Designing Data-Intensive Applications: The Big Ideas Behind Reliable, Scalable, and Maintainable Systems
Author: Martin Kleppmann Year: 2017 Genre: Software Architecture
About This Book
Data is at the centre of many challenges in system design today. Difficult issues need to be figured out, such as scalability, consistency, reliability, efficiency, and maintainability. In addition, we have an overwhelming variety of tools, including relational databases, NoSQL datastores, stream or batch processors, and message brokers. What are the right choices for your application? How do you make sense of all these buzzwords?

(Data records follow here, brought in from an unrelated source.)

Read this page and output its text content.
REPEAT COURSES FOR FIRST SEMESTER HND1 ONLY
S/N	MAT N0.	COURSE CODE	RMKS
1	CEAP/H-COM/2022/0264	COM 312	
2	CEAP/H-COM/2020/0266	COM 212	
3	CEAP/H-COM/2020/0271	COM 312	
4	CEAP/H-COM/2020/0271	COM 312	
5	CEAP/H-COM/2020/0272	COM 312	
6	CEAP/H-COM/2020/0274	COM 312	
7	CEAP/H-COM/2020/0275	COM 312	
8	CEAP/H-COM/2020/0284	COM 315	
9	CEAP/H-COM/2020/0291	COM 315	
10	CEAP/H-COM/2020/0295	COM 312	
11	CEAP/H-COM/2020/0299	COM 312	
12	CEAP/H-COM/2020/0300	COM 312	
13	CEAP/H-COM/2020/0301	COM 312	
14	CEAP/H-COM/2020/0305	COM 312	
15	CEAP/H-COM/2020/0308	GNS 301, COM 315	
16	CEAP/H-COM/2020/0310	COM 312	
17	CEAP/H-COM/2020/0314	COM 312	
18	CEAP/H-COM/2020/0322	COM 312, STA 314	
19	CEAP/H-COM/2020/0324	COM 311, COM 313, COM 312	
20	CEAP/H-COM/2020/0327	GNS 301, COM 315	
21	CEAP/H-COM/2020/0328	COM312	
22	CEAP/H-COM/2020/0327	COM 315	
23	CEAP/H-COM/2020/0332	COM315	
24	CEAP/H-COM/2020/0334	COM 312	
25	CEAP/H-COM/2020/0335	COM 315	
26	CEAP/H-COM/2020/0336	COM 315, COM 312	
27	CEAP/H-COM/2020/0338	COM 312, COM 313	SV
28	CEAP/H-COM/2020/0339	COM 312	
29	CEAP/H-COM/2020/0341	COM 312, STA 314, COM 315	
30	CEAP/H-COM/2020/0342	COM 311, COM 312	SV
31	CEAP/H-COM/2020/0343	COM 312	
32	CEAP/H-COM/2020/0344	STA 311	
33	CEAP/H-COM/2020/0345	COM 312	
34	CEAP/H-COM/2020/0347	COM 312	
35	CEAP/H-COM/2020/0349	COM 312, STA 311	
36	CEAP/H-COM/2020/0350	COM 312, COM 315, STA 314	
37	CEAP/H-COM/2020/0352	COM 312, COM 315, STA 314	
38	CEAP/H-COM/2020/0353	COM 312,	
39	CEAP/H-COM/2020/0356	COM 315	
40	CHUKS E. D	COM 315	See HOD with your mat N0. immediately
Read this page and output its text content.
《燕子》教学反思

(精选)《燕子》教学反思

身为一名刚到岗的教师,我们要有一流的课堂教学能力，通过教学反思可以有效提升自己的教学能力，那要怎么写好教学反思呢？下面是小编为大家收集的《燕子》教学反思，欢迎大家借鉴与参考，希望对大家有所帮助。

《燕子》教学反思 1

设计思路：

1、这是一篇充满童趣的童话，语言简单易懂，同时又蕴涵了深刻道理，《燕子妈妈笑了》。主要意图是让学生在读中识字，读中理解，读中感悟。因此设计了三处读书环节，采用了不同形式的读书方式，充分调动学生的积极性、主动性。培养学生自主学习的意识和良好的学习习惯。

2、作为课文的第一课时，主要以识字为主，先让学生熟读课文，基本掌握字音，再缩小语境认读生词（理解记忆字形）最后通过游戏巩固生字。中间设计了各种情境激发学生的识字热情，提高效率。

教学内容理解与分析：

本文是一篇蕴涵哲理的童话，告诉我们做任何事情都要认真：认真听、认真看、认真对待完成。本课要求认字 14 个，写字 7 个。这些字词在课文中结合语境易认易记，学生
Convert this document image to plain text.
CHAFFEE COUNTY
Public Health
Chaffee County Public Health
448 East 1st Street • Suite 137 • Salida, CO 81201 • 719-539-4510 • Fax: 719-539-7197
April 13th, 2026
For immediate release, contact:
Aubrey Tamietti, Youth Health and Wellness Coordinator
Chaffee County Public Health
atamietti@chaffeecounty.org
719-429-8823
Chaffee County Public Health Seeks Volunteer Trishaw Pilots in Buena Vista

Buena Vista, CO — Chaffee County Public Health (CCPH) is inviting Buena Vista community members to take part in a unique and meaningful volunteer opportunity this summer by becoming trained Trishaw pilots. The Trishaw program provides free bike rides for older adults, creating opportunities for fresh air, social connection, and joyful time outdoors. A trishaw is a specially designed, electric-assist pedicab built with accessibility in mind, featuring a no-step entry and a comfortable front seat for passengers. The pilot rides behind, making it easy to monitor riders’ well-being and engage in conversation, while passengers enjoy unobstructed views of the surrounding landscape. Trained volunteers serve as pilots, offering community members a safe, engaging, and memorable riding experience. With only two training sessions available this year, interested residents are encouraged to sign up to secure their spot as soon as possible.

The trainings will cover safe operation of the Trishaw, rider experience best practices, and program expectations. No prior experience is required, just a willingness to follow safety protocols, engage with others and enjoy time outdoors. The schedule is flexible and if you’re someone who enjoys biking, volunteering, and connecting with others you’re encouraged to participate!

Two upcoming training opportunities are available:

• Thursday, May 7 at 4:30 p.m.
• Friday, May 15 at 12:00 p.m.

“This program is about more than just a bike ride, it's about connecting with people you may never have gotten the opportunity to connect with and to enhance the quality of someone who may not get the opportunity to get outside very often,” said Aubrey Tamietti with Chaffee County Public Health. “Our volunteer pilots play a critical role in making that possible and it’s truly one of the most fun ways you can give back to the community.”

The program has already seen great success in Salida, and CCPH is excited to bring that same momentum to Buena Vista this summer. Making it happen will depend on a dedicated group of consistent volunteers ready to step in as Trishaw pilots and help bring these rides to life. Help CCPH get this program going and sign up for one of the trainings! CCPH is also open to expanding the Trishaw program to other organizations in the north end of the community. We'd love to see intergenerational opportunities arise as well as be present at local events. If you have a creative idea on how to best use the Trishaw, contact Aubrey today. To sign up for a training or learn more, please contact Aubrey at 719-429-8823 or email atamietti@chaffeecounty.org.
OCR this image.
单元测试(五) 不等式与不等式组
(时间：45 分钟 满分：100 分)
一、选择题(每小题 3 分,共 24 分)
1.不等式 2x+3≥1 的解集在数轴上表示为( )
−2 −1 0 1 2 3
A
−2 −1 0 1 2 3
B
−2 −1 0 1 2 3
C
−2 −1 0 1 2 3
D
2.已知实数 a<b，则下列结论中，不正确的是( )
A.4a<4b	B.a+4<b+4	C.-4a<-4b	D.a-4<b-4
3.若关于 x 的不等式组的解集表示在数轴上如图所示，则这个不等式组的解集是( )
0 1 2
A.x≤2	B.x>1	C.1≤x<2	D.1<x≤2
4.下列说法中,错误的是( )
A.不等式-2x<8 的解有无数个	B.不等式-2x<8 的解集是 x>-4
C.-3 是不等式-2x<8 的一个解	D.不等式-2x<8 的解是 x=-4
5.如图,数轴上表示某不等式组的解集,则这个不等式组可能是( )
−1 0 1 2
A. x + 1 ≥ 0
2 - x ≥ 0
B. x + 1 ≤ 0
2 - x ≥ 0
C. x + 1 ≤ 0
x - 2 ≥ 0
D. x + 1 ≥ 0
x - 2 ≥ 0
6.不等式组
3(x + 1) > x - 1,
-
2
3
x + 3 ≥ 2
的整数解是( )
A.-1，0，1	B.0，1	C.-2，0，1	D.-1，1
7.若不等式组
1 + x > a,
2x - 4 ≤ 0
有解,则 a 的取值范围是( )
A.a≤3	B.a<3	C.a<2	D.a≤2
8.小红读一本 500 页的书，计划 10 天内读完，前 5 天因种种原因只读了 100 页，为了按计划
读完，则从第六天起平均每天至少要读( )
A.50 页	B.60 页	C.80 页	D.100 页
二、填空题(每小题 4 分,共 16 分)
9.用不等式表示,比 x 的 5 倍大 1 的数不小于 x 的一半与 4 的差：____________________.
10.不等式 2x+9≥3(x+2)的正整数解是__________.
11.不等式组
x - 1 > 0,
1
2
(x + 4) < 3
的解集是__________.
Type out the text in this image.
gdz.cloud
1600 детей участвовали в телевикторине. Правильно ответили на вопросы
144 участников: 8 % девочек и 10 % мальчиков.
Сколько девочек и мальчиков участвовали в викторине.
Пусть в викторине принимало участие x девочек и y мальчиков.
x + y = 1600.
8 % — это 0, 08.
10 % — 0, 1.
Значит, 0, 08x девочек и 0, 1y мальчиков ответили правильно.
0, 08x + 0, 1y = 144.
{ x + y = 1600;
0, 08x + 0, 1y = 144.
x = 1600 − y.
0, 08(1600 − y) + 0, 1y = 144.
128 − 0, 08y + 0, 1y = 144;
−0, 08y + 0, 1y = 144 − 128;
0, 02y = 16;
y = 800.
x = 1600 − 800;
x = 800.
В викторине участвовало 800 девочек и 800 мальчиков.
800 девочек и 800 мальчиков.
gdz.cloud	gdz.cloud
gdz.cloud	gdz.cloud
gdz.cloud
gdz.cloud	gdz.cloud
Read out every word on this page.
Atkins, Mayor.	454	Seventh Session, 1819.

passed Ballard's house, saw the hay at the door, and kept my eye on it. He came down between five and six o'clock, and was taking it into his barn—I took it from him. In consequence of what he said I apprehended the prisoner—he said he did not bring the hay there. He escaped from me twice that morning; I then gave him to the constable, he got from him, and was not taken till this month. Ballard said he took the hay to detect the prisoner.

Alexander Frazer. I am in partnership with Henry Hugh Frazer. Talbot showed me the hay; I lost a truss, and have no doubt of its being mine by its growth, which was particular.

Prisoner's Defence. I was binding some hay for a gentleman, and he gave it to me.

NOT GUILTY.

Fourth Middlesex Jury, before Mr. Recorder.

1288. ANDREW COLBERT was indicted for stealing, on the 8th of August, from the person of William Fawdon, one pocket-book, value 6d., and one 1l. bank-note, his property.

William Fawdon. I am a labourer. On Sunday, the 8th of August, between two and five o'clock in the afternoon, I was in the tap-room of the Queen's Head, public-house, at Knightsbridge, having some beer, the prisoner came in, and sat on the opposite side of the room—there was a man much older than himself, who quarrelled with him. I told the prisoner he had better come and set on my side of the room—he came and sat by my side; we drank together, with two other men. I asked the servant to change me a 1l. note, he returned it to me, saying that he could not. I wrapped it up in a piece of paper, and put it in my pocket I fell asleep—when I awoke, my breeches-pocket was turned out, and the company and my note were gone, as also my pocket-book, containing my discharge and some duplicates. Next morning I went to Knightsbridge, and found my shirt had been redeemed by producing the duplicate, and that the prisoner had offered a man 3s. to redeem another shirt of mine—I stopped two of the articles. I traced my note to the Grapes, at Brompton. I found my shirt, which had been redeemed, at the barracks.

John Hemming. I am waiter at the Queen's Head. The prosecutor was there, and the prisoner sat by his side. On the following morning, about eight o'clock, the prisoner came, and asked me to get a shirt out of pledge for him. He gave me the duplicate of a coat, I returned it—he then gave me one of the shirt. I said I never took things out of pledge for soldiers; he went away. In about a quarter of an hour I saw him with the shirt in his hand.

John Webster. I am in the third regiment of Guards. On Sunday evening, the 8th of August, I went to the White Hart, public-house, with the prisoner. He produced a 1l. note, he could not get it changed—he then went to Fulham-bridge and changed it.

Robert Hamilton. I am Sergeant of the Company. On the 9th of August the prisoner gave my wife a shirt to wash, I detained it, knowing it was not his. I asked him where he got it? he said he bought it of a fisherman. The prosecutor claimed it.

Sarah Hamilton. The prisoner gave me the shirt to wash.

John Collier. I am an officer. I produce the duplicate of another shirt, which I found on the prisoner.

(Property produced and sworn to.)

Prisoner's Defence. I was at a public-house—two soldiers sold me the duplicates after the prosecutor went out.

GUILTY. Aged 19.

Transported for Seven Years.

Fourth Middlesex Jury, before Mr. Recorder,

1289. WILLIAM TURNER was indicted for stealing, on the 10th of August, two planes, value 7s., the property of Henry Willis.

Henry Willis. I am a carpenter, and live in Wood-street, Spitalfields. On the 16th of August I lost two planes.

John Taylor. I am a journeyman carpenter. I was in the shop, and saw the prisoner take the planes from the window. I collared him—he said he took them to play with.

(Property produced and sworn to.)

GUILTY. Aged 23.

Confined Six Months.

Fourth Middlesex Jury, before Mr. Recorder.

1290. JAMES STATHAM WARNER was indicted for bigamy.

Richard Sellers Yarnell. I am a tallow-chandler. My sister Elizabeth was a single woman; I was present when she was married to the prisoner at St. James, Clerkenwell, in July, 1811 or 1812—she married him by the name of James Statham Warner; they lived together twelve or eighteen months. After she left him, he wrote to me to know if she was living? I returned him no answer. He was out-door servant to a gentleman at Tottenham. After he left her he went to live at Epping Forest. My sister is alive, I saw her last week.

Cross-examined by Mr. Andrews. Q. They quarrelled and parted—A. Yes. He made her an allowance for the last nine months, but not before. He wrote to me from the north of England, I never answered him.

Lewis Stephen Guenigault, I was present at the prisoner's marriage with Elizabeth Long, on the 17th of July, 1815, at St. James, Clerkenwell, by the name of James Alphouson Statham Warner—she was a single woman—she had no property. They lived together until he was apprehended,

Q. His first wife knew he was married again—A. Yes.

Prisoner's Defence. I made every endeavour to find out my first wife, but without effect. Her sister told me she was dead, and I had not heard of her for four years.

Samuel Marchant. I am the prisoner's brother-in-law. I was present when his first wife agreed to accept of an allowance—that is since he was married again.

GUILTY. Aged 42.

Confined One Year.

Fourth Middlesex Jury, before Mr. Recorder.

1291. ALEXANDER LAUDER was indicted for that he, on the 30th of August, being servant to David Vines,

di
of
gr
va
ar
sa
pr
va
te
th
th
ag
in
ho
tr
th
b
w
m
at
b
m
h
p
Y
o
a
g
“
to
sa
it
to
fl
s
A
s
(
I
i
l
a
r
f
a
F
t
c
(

In this practical and comprehensive guide, author Martin Kleppmann helps you navigate this diverse landscape by examining the pros and cons of various technologies for processing and storing data. Software keeps changing, but the fundamental principles remain the same. With this book, software engineers and architects will learn how to apply those ideas in practice, and how to make full use of data in modern applications.
Key Insights
- Workload first, then tools: Data models and storage engines should follow access patterns—there’s no one-size-fits-all.
- Storage engine trade-offs: B‑trees vs log‑structured engines, indexing, and compaction affect read/write behaviour and latency.
- Distributed data is a choice of compromises: Replication models, partitioning, and rebalancing shape consistency, availability, and performance.
- Consistency isn’t binary: From eventual consistency to linearizability and serialisability—know what guarantees you actually need.
- Consensus and coordination: When and why to use protocols like Raft/Paxos, and the costs they introduce.
- Batch, streams, and logs: Materialised views, idempotency, and log‑centric integration connect systems reliably.
- Evolving schemas and contracts: Backwards/forwards compatibility and migration patterns make change safe.
Why I Recommend It
It’s the clearest guide to the core trade‑offs in modern data systems. Kleppmann gives you the mental models to pick technologies deliberately, design reliable pipelines, and reason about consistency without hand‑waving.
If you own anything with queues, caches, databases, or streams, this book will pay for itself in better decisions and fewer outages.